West central Michigan vegetable update – May 3, 2017

Be on the lookout for early-season pests like cutworms and true armyworms in coming weeks.

An asparagus spear with its tip nicked by the mower. Nicks can look similar to white cutworm damage, but will all be at a similar height. Image courtesy of Ben Werling, MSU Extension.

An asparagus spear with its tip nicked by the mower. Nicks can look similar to white cutworm damage, but will all be at a similar height. Image courtesy of Ben Werling, MSU Extension.

Weather

There could be a risk of frost and freezing temperatures late Sunday and Monday morning, May 7-8, and again late Monday and Tuesday morning, May 8-9.

For all vegetables, be on the lookout for black cutworm this spring, especially in fields that had heavy winter annual weed cover. These spots are favored for egglaying, and a flight was detected in other parts of the state this week. It takes roughly 300 degree-days base 50 degrees Fahrenheit from a significant flight for caterpillars to hatch and grow to their most damaging size.

Crops

Widespread asparagus harvest had not started in Oceana County farms I visited early this week. Cool temperatures held harvest back and some farms just finished their final mowing Monday, May 1. Cool weather that slows spear growth can elevate the risk of white cutworm damage, though this pest is typically very sporadic and does not cause widespread damage. Note that fields where spears were up when they were mowed can have their tips nicked, which looks similar to white cutworm damage, but damage will all be at a similar height (mower height).
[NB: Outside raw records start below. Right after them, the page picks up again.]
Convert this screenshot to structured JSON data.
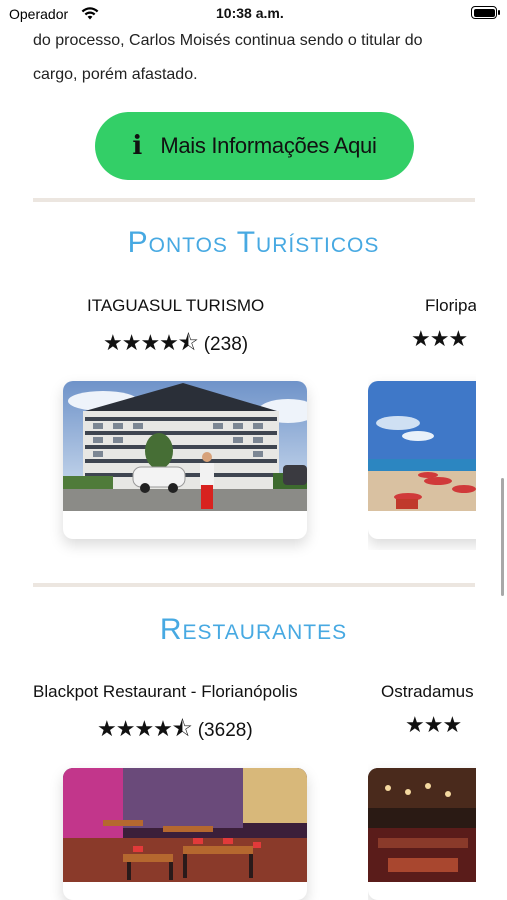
{
  "status_bar": {
    "carrier": "Operador",
    "time": "10:38 a.m."
  },
  "article": {
    "lines": [
      "do processo, Carlos Moisés continua sendo o titular do",
      "cargo, porém afastado."
    ]
  },
  "info_button": {
    "icon": "i",
    "label": "Mais Informações Aqui",
    "color": "#33cf67"
  },
  "tourist_section": {
    "title": "Pontos Turísticos",
    "title_color": "#47a9e2",
    "cards": [
      {
        "name": "ITAGUASUL TURISMO",
        "stars": "★★★★⯪",
        "rating": 4.5,
        "count": "(238)",
        "image": "hotel-building-photo"
      },
      {
        "name": "Floripa",
        "stars": "★★★",
        "image": "beach-photo"
      }
    ]
  },
  "restaurant_section": {
    "title": "Restaurantes",
    "cards": [
      {
        "name": "Blackpot Restaurant - Florianópolis",
        "stars": "★★★★⯪",
        "rating": 4.5,
        "count": "(3628)",
        "image": "restaurant-interior-photo"
      },
      {
        "name": "Ostradamus",
        "stars": "★★★",
        "image": "restaurant-bar-photo"
      }
    ]
  }
}
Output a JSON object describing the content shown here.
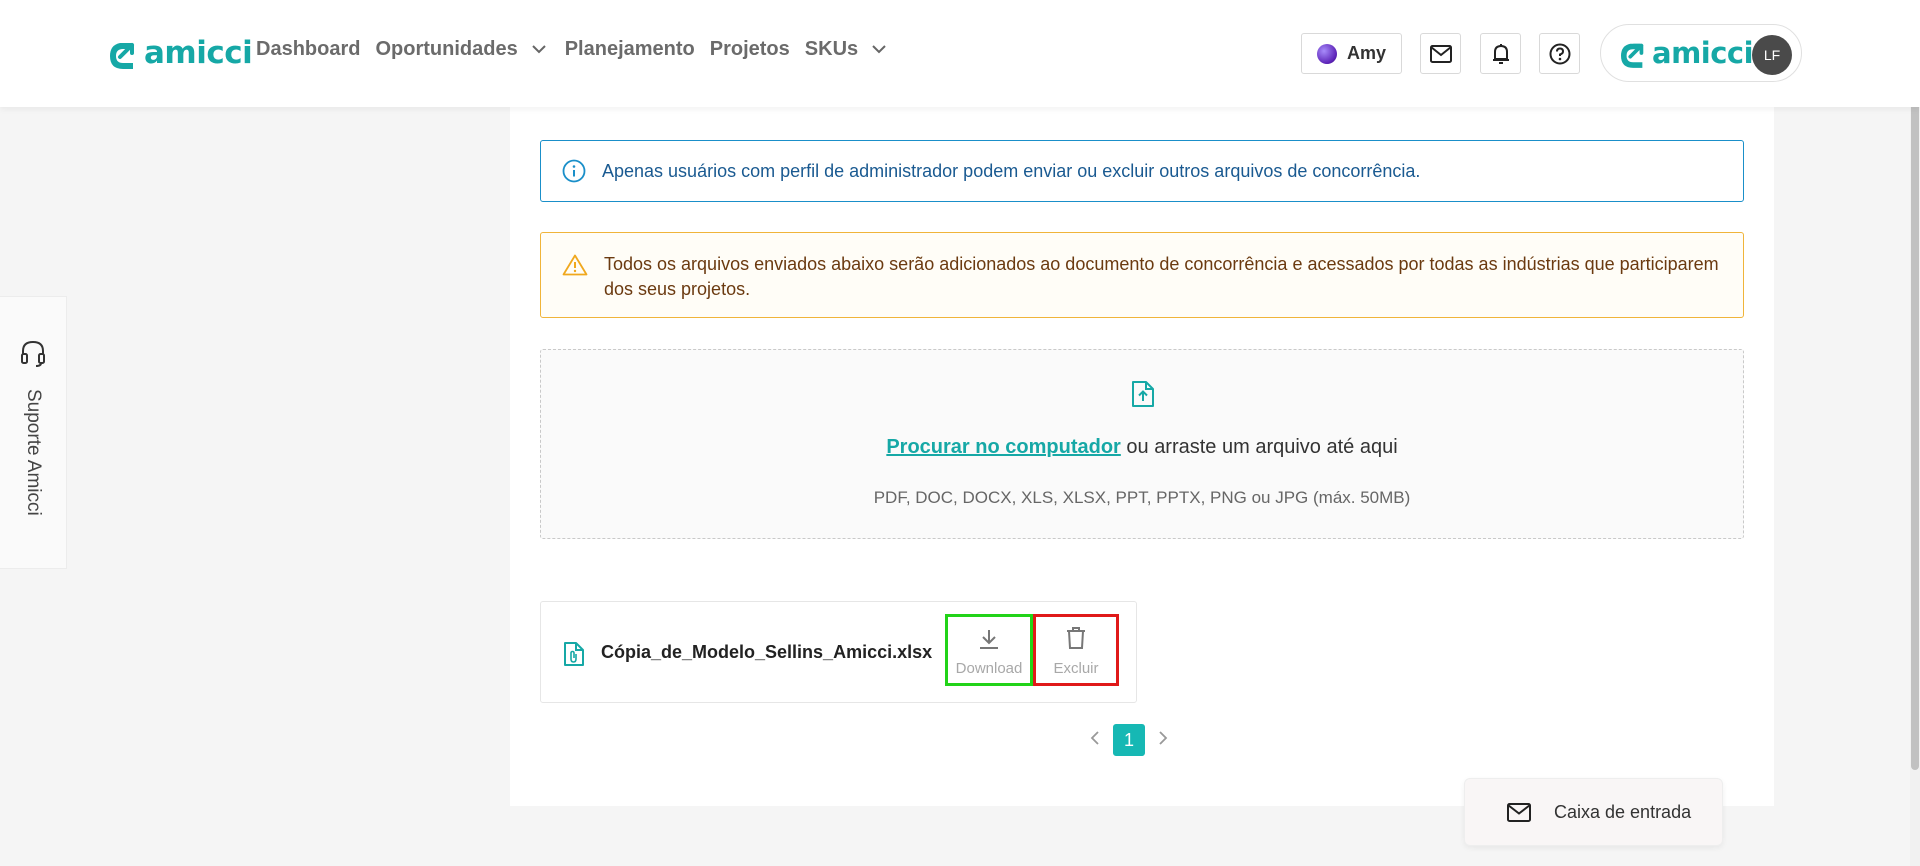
{
  "brand": {
    "name": "amicci",
    "accent": "#16a8a6"
  },
  "nav": {
    "items": [
      {
        "label": "Dashboard"
      },
      {
        "label": "Oportunidades"
      },
      {
        "label": "Planejamento"
      },
      {
        "label": "Projetos"
      },
      {
        "label": "SKUs"
      }
    ]
  },
  "header": {
    "user_name": "Amy",
    "account_logo": "amicci",
    "avatar_initials": "LF",
    "icons": [
      "mail-icon",
      "bell-icon",
      "help-icon"
    ]
  },
  "support": {
    "label": "Suporte Amicci",
    "icon": "headset-icon"
  },
  "alerts": {
    "info": "Apenas usuários com perfil de administrador podem enviar ou excluir outros arquivos de concorrência.",
    "warning": "Todos os arquivos enviados abaixo serão adicionados ao documento de concorrência e acessados por todas as indústrias que participarem dos seus projetos."
  },
  "upload": {
    "link_label": "Procurar no computador",
    "rest_label": " ou arraste um arquivo até aqui",
    "formats": "PDF, DOC, DOCX, XLS, XLSX, PPT, PPTX, PNG ou JPG (máx. 50MB)"
  },
  "files": [
    {
      "name": "Cópia_de_Modelo_Sellins_Amicci.xlsx",
      "download_label": "Download",
      "delete_label": "Excluir"
    }
  ],
  "pagination": {
    "current": "1"
  },
  "inbox": {
    "label": "Caixa de entrada"
  },
  "colors": {
    "info_border": "#1a8fc9",
    "warning_border": "#f0b43a",
    "download_highlight": "#22d318",
    "delete_highlight": "#e01919",
    "page_active": "#16b8b4"
  }
}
Processing carrot planting has progressed well at some locations up until our recent rainy weather. Fresh-market carrots were just emerging last week in barley windbreaks. In past years, some growers observed spotty cutworm damage in carrots, so it may pay to scout for this pest in fields that had a good cover of winter annual weeds like chickweed. Cutworms can feed on these weeds and then move to the main crop after they are killed by herbicides. A variety of pyrethroids are labelled for control, including esfenvalerate (e.g., Asana XL), β-cyfluthrin (e.g., Baythroid), bifenthrin (e.g., Brigade) and zeta-cypermethrin (e.g., Mustang Maxx).

For cole crops, in the past Michigan State University Extension determined crucifer flea beetle larvae can cause damage to root crops like turnips and radishes. However, this damage is distinct and different from that caused by cabbage maggot. The observed damage consisted of “pin-prick”-like, tiny holes in the root surface, while cabbage maggot larvae produce extensive tunneling. Foliar insecticides will not help prevent cabbage maggot damage.

Flea beetle holes on radish Maggot tunneling on turnip

The picture on the left/top shows pin-prick-like holes on a radish from flea beetle larvae. Damage from this pest looks very different from tunneling caused by cabbage maggot, as seen on this turnip in the picture to the right/bottom. Images courtesy of Ed Grafius (left, radish) and Bern Werling (right, turnip).

For sweet corn, a true armyworm trap in Oceana County detected significant numbers this spring, so this moth could be active and laying eggs in grassy areas. It could be worth scouting for this pest in young sweet corn this year, as damage is easily prevented once an infestation is detected. Also, consider scouting for black cutworm at the same time (see note above).